1688–1702.

What the most distinguished teachers were, and what many of the pupils became, may be seen in preceding pages.

I must not conclude this chapter without stating that as these academies were interrupted by intolerant laws, common schools also were subject to the same inconvenience. Cunning methods were sometimes adopted by schoolmasters, or were alleged to be so, with the view of overcoming clerical opposition,[508] and occasion was given for the display of an unseemly spirit even by Bishops otherwise exemplary; bad mutual relations consequently in many quarters existed between Churchmen and Nonconformists.

CHAPTER XIX.

NONCONFORMISTS.

During the Civil Wars, heartburnings existed between Presbyterians and Independents. They continued under the Protectorate, they diminished after the Restoration, and it might have been hoped would then have died out for ever; but unhappily they revived when the Revolution had set both parties at liberty. When old persecutions ended in England, it could not be said, as it was when Saul of Tarsus ceased to breathe out threatenings and slaughter, “then had the Church rest.” Whatever might be the dispositions of some—and certainly Howe and others were lovers of peace—ancient animosities exploded afresh. What happened at the Rathmel ordination indicated this; other proofs will appear.

NONCONFORMISTS.

An effort at union was, however, made in 1690, under the form of articles agreed to by the Dissenting ministers. They were published, under the title of “Heads of Agreement, assented to by the united ministers in and about London, formerly called Presbyterian and Congregational.” This document is worth attention, not only as an experiment to bring together different parties, but also as indicating modifications of opinion on both sides. The Presbyterians and Independents, who after the Revolution adopted these Articles, could not have held exactly the same views as did Presbyterians and Independents before the Restoration. The former must now have abandoned all notions of parish presbyteries and provincial synods, and must have approximated to the Congregational idea of what used to be called “gathered churches,” or limited communities, resting on a principle of mutual choice. Reference is made to parochial bounds as not being of divine right; yet for common edification, the members of a particular church, it is said, ought, as far as convenient, to live near each other. A great deal was conceded by Presbyterians, when they allowed that each church has a right to choose its own officers, and that no officers of any one church shall exercise any power over any other church.[509] The Independents also must have passed through a change, inasmuch as they now ceased to insist upon the duty of church members entering into formal covenants, and allowed that, in the administration of church power, it belongs to the pastor and elders to rule and govern, and to the brotherhood to consent, according to the rule of the Gospel.
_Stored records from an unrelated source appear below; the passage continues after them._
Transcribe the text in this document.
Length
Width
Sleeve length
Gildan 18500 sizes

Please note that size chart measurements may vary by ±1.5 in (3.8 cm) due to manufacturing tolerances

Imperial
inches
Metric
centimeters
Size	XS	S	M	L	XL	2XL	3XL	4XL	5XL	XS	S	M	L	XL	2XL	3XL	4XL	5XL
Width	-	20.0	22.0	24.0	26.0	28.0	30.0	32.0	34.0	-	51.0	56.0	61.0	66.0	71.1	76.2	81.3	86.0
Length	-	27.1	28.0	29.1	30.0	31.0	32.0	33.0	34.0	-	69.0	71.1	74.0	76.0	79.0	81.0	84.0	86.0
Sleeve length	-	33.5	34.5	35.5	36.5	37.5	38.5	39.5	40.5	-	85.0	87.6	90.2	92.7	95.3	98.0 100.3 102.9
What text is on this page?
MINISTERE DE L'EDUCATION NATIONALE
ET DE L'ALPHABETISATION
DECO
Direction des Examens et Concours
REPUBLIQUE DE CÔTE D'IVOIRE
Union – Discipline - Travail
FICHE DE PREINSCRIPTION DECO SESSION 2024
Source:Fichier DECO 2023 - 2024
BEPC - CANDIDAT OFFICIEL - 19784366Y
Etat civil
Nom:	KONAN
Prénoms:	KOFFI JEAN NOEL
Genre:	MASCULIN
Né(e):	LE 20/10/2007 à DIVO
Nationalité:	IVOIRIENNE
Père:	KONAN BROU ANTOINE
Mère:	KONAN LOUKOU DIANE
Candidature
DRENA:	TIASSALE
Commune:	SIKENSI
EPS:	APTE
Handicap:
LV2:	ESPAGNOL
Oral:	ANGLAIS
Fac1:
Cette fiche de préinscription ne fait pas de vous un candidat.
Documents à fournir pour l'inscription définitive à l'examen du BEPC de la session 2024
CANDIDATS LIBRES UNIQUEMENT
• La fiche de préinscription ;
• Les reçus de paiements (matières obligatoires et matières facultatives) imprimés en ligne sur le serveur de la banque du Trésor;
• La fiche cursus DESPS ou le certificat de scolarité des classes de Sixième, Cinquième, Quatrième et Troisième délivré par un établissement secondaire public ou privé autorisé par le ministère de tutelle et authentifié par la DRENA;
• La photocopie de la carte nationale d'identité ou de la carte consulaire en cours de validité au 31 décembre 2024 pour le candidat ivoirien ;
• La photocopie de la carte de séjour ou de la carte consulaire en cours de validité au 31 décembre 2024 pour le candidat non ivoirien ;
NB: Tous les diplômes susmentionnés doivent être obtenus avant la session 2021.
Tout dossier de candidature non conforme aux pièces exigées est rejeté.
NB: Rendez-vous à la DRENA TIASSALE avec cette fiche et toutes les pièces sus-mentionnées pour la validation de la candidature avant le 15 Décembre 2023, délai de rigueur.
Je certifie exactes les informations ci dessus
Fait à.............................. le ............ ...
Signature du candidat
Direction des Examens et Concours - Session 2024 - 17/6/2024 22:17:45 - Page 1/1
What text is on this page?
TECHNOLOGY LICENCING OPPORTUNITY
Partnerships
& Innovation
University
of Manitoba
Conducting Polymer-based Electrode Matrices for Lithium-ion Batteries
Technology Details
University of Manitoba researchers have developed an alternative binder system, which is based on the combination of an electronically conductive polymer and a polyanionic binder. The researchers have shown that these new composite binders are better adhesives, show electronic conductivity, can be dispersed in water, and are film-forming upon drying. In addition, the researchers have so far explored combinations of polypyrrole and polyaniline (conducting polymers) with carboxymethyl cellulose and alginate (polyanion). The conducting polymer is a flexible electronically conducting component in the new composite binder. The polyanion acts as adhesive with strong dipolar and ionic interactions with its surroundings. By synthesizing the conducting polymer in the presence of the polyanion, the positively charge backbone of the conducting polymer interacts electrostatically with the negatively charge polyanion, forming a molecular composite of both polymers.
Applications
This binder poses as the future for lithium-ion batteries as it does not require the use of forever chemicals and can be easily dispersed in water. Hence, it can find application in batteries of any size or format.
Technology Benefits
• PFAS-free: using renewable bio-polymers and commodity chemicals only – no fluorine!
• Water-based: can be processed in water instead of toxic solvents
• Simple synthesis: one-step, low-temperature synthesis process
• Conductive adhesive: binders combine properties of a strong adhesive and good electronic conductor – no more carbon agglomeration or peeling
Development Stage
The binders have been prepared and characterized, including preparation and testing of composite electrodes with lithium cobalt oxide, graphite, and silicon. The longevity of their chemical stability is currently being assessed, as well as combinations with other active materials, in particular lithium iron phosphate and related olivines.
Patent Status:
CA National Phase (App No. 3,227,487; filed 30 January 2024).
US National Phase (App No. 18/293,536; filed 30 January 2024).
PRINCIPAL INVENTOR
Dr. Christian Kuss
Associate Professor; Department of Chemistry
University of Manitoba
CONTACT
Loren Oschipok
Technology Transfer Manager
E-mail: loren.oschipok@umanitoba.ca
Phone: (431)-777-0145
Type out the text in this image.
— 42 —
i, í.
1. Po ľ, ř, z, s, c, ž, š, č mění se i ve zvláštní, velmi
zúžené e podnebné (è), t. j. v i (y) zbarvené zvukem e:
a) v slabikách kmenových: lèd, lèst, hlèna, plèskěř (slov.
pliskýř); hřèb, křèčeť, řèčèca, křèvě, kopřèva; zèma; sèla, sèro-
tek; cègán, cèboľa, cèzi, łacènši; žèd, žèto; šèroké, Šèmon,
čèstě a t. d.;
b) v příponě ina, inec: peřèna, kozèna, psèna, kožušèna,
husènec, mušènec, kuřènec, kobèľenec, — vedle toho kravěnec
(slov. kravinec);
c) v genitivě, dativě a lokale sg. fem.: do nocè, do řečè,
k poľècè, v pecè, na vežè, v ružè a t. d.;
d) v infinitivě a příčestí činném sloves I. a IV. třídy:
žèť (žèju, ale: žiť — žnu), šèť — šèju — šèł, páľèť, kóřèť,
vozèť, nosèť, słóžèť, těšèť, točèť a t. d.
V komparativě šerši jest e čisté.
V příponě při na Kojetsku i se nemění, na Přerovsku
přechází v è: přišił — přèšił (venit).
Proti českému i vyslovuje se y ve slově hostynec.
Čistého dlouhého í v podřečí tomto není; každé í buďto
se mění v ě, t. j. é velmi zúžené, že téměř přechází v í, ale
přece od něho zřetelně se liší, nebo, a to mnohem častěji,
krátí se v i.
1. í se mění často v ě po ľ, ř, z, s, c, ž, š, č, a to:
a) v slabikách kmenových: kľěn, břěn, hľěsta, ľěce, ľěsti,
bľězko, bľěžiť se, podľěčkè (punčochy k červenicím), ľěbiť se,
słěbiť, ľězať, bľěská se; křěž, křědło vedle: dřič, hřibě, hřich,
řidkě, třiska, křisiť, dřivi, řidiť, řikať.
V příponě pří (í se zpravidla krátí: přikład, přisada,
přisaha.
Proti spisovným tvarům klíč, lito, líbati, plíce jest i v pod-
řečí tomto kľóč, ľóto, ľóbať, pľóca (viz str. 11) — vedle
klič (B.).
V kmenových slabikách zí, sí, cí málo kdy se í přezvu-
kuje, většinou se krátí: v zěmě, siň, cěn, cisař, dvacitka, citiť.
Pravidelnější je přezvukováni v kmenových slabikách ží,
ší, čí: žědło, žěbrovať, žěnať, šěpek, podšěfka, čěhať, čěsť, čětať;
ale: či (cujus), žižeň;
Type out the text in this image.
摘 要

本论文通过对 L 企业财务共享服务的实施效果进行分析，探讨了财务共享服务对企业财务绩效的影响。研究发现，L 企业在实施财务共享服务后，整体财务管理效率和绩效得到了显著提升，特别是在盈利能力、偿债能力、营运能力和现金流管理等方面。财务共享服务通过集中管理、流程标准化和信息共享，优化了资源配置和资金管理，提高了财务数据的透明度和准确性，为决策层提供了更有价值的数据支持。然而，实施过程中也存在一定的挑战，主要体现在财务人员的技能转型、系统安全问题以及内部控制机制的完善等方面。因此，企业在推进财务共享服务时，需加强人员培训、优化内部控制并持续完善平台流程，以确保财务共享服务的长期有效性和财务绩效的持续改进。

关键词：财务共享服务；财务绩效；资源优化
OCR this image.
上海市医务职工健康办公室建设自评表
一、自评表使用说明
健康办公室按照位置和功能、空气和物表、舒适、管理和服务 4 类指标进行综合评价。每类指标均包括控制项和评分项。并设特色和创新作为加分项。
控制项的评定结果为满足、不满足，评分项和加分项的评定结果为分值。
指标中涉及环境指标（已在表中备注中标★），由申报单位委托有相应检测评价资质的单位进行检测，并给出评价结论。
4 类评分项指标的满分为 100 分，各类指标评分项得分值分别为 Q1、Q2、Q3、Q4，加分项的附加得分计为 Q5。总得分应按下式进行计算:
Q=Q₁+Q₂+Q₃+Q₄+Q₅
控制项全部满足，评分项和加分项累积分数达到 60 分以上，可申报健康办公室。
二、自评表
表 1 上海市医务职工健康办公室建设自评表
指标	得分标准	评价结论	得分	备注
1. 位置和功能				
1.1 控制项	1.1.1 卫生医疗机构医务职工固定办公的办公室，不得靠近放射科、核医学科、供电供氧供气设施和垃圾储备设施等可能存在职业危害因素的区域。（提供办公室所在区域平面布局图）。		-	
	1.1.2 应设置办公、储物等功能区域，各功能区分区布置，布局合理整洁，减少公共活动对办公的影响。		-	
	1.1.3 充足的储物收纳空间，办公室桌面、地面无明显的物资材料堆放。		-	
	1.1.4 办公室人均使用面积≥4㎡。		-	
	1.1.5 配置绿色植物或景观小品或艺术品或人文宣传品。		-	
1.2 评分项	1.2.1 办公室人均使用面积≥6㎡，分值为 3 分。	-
They also tacitly admitted that a man might be ordained to the work of the ministry without having a specific pastoral charge, and that the pastors or bishops of neighbouring churches should concur in the ordination of a new pastor or bishop over a particular congregation.

1688–1702.

In the chapter relative to the communion of churches, the Independents of the Revolution showed more disposition towards unity than their predecessors had done, and the chapter indicates an approach to Presbyterian government.[510] Seeds of concord between the two denominations bore some fruit in the provinces. An association combining them grew up in Devon and Cornwall, and Flavel preached and presided at its first meeting. In Hampshire and Norfolk the plan met with favour. So it did in Nottinghamshire, and in the neighbourhood of Manchester, where, however, Independents were few. It was warmly taken up in the West Riding of Yorkshire, and at Wakefield a united meeting was held, when Heywood preached from Zech. xiv. 9: “In that day shall there be one Lord, and His name one.” It seems that the townspeople at Wakefield were alarmed at the influx of ministers walking through their streets—the fashionably-dressed people of the reign of William III., in their jaunty costume, looking with curiosity and suspicion upon the Puritan garb and the staid demeanour of their visitors. Yet these reverend gentlemen did not amount in number to more than twenty-four, and “when the service at Mrs. Kirby’s” was over, “they thought it prudent to go apart, and by several ways, to the house at which they dined.”[511]